# How do you integrate int sqrt(x^2-25)/x using trig substitutions?

Oct 21, 2016

$\int \frac{\sqrt{{x}^{2} - 25}}{x} \mathrm{dx}$

$\textcolor{red}{x = 5 \sec u}$

color(red)((dx)/(du)=5secutanu

$I = \int \frac{\sqrt{25 {\sec}^{2} u - 25}}{5 \sec u} \times 5 \sec u \tan u \mathrm{du}$

$I = \int \frac{\sqrt{25 \left({\sec}^{2} u - 1\right)}}{5 \sec u} \times 5 \sec u \tan u \mathrm{du}$

now $\textcolor{red}{{\sec}^{2} u = 1 + {\tan}^{2} u}$

$\therefore \textcolor{red}{{\sec}^{2} u - 1 = {\tan}^{2} u}$

$\implies I = \int \left(\frac{\sqrt{25 {\tan}^{2} u}}{5 \sec u}\right) \times 5 \sec u \tan u \mathrm{du}$

$I = \int \frac{5 \tan u}{5 \sec u} \times 5 \sec u \tan u \mathrm{du}$

now simplifying the algebra.

$I = \int \frac{\cancel{5} \tan u}{\cancel{5} \cancel{\sec u}} \times 5 \cancel{\sec u} \tan u \mathrm{du}$

$I = 5 \int \left({\tan}^{2} u\right) \mathrm{du}$

using $\textcolor{red}{{\sec}^{2} u = 1 + {\tan}^{2} u}$ once more.

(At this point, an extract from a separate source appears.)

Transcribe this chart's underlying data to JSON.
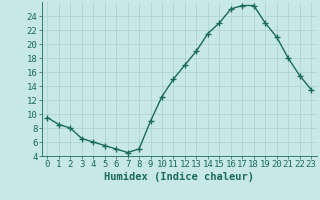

$I = 5 \int \left({\sec}^{2} u - 1\right) \mathrm{du}$

$I = 5 \tan u - 5 u + C$

but

$\textcolor{red}{x = 5 \sec u \implies u = {\sec}^{-} 1 \left(\frac{x}{5}\right)}$

$\therefore I = 5 \tan \left({\sec}^{-} 1 \left(\frac{x}{5}\right)\right) - 5 {\sec}^{-} 1 x + C$

If you are used to hyperbolic functions the substitution

$x = 5 \cosh u$ would make it less messy!